To elucidate the regulatory networks of ferroptosis in hepatocellular carcinoma (HCC) and propose strategies to enhance sensitivity to ferroptosis.
Approach:
Regulatory Networks: The study explores three interconnected regulatory networks of ferroptosis: metabolic, epigenetic, and microenvironmental, detailing their interactions.
Closed-loop Regulatory Model: A closed-loop regulatory model integrating metabolic biomarkers, epigenetic indicators, and microenvironmental features is proposed to enhance ferroptosis sensitivity.
Clinical Translation: The article summarizes clinical translation progress, toxicity risks, and challenges associated with ferroptosis-targeted therapies, highlighting specific obstacles.
Key Findings:
Ferroptosis is characterized by lipid peroxidation and is distinct from apoptosis and necrosis.
The GSH/GPX4 axis is a central pathway inhibiting lipid peroxidation and preventing ferroptosis.

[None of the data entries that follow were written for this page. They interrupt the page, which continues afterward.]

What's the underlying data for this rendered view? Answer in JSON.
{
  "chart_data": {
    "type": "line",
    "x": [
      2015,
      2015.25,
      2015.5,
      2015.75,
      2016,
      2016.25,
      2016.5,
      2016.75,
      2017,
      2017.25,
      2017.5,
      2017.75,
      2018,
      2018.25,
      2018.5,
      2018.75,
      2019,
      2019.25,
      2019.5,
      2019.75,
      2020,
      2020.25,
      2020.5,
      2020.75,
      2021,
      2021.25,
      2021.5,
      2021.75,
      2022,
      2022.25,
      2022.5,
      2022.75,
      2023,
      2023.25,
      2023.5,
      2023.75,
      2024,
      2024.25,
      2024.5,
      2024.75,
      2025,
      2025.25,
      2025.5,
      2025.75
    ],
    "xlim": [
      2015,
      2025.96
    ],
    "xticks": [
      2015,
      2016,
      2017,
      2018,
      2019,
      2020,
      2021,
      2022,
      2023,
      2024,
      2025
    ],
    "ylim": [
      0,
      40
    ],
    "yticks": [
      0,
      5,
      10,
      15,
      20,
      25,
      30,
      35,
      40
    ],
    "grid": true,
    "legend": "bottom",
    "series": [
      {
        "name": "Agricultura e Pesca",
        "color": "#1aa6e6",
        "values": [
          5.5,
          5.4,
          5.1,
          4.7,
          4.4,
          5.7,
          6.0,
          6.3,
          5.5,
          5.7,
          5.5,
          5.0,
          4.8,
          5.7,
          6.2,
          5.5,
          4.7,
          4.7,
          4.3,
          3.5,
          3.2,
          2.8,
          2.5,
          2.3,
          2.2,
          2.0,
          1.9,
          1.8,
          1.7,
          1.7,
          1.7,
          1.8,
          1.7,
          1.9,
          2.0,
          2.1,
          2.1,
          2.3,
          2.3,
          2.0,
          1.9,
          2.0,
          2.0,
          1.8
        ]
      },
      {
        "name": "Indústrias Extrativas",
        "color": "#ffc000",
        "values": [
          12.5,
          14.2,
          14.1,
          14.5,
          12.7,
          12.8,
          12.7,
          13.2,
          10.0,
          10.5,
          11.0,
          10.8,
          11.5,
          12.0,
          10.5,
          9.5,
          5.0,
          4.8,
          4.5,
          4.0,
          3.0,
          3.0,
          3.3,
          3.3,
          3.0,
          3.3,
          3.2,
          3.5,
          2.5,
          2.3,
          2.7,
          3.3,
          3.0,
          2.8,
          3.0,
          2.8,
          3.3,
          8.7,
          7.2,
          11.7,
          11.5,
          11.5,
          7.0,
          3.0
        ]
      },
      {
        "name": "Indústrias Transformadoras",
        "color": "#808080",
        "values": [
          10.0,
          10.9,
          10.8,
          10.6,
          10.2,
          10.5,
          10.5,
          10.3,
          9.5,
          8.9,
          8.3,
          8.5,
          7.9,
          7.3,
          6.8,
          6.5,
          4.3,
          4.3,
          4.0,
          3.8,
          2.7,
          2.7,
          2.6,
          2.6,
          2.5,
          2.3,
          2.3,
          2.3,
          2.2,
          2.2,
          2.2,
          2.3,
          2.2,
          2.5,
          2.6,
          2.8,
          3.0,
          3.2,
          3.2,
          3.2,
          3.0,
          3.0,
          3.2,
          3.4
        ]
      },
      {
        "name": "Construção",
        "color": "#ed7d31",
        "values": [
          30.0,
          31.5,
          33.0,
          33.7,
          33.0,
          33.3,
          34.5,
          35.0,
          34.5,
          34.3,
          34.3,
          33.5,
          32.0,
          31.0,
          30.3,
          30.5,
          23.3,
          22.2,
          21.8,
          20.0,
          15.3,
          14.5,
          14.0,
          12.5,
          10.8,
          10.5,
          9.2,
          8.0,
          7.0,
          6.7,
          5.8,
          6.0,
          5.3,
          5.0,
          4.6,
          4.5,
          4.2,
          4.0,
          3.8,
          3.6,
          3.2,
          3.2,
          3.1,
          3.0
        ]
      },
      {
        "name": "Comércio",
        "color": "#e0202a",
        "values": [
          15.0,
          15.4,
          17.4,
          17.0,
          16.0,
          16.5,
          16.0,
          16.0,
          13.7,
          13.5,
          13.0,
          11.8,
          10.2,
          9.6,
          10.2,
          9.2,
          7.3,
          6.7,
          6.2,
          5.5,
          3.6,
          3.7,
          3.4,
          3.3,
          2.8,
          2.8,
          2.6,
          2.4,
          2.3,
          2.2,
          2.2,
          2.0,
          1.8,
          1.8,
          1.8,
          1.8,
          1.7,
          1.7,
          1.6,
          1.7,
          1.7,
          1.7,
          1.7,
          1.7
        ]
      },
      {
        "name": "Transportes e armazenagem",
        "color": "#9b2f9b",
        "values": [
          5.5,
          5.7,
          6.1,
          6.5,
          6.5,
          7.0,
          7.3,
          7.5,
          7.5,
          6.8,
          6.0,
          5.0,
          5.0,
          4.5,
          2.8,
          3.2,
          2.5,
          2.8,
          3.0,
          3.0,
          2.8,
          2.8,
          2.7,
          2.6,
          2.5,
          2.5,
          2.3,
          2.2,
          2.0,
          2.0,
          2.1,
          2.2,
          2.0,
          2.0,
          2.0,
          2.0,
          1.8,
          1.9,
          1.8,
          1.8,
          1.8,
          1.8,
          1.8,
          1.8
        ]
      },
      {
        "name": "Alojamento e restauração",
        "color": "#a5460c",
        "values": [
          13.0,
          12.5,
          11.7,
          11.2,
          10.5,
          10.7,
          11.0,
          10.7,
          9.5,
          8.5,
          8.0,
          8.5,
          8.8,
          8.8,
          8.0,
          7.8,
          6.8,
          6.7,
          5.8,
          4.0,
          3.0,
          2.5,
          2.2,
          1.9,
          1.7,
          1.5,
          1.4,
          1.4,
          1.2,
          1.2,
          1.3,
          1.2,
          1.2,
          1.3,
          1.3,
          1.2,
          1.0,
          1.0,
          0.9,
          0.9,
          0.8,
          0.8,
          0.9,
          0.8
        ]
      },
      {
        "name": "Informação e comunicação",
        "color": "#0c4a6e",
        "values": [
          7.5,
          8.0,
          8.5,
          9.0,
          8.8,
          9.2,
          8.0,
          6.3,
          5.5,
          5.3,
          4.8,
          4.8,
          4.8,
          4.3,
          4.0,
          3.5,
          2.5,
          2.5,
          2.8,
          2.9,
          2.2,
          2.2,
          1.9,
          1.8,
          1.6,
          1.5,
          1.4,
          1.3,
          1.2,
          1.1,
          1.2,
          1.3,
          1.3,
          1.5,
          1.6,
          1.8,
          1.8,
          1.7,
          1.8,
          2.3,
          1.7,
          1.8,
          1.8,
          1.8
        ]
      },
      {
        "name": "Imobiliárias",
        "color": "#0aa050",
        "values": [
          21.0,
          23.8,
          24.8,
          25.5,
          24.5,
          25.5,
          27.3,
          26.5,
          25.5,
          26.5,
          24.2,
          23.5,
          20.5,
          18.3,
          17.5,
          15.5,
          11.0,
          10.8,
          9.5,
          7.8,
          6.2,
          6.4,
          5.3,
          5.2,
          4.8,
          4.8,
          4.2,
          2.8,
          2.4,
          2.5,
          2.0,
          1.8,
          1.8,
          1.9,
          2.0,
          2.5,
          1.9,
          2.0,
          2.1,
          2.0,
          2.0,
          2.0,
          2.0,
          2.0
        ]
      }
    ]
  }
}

Iron metabolism plays a crucial role in ferroptosis, with ferritinophagy increasing sensitivity to ferroptosis.
Interpretation:
The study provides a comprehensive roadmap for overcoming therapeutic challenges in HCC through ferroptosis-based precision medicine.
Limitations:
Research on the role of NRF2 in GSH synthesis and ferroptosis is limited.
There are significant challenges in the clinical translation of ferroptosis-targeted therapies.
Conclusion:
The article identifies future research directions, including the need for deeper exploration of ferroptosis mechanisms and therapeutic applications in HCC.